One change to this year’s meeting structure is that the 4 sponsoring societies will unite to present 2 late-breaking abstract sessions. The American Gastroenterological Association, the Society for Surgery of the Alimentary Tract, the American Association for the Study of Liver Diseases, and the American Society for Gastrointestinal Endoscopy will present their latest research together, underscoring the potential for advancements in one field to reverberate in another. The societies merged their meetings in the 1970s to create one event that would bring together clinicians and researchers from these disciplines, fostering an atmosphere of collaboration that continues to enhance our practice.

Much like DDW, this issue of Gastroenterology & Hepatology examines many different topics of interest to our community. In a feature article, Dr Sammy Saab and his colleagues discuss the use of antiviral therapy in elderly patients with hepatitis C virus (HCV) infection. The emergence of direct-acting antiviral agents has revolutionized the treatment of HCV infection. Many trials have now provided data from subgroup analyses of their older patients. Dr Saab and his colleagues gather the existing data and explore issues raised by the management of this population. However, even with the proven success of direct-acting antiviral agents, many patients face barriers to access. In our Advances in Hepatology column, Dr David E. Bernstein discusses factors that are restricting the use of these lifesaving therapies.

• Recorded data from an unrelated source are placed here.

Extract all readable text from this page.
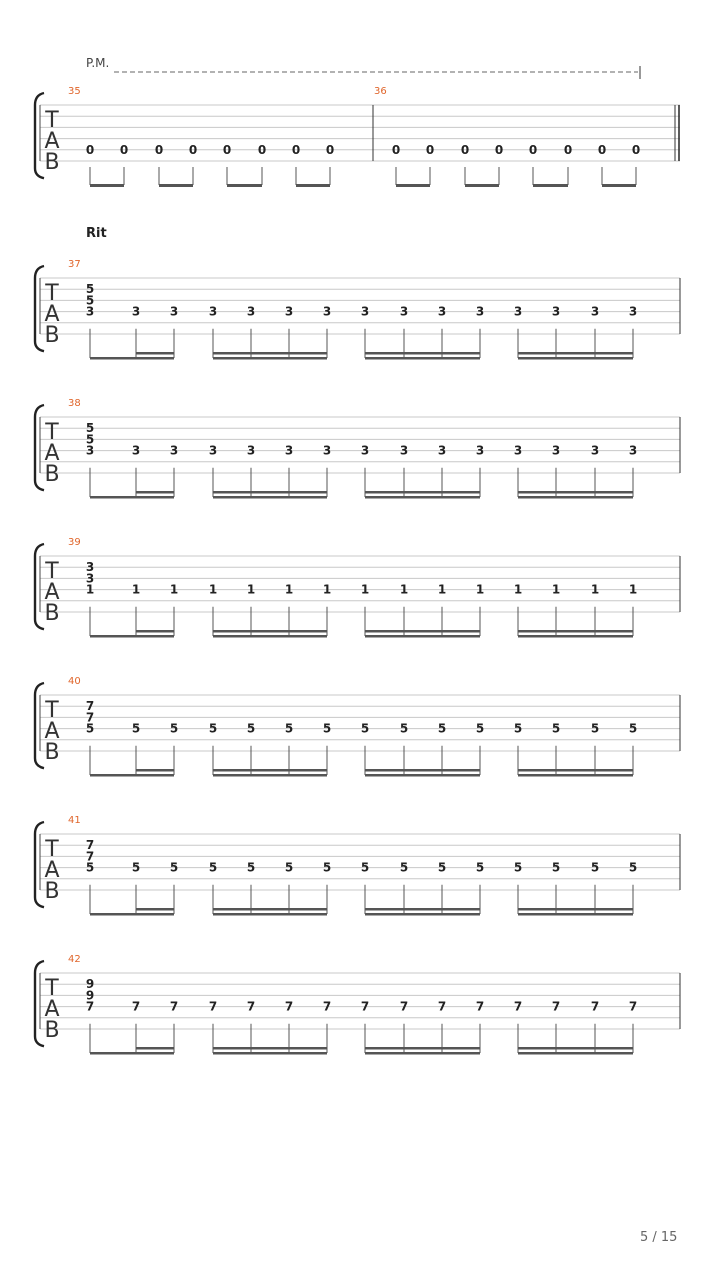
P.M.
Rit
T
A
B
35
0 0 0 0 0 0 0 0
36
0 0 0 0 0 0 0 0
T
A
B
37
5
5
3	3 3	3 3 3 3 3	3 3 3 3 3	3 3
T
A
B
38
5
5
3	3 3	3 3 3 3 3	3 3 3 3 3	3 3
T
A
B
39
3
3
1	1 1	1 1 1 1 1	1 1 1 1 1	1 1
T
A
B
40
7
7
5	5 5	5 5 5 5 5	5 5 5 5 5	5 5
T
A
B
41
7
7
5	5 5	5 5 5 5 5	5 5 5 5 5	5 5
T
A
B
42
9
9
7	7 7	7 7 7 7 7	7 7 7 7 7	7 7
5 / 15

A feature article by Drs Nicolas A. Villa and M. Edwyn Harrison describes the diagnosis, classification, and management of biliary strictures, a common complication of liver transplantation. Although biliary strictures are associated with significant morbidity and mortality after liver transplant, advances in endoscopic therapy and interventional radiology have improved outcomes by decreasing the need for surgical repair or retransplant. In another feature article, Drs Steven Naymagon and Thomas A. Ullman review the current techniques for surveillance of dysplasia in inflammatory bowel disease patients, with a focus on chromoendoscopy. The authors elucidate key points in the controversy over the best approaches to diagnosis and management. In our Advances in IBD column, Dr William J. Sandborn examines new targets for small molecules in inflammatory bowel disease. The broad classes for which new agents are currently in clinical development include Janus kinase inhibitors, such as tofacitinib; sphingosine-1-phosphate receptor modulators, such as RPC1063 (ozanimod); and SMAD7 antisense inhibitors, such as mongersen. In our Advances in GERD column, Dr Vic Velanovich discusses nonmedical treatment options, such as endoluminal and Nissen fundoplications, for gastroesophageal reflux disease.

I hope to see you at DDW and hope that you enjoy this issue.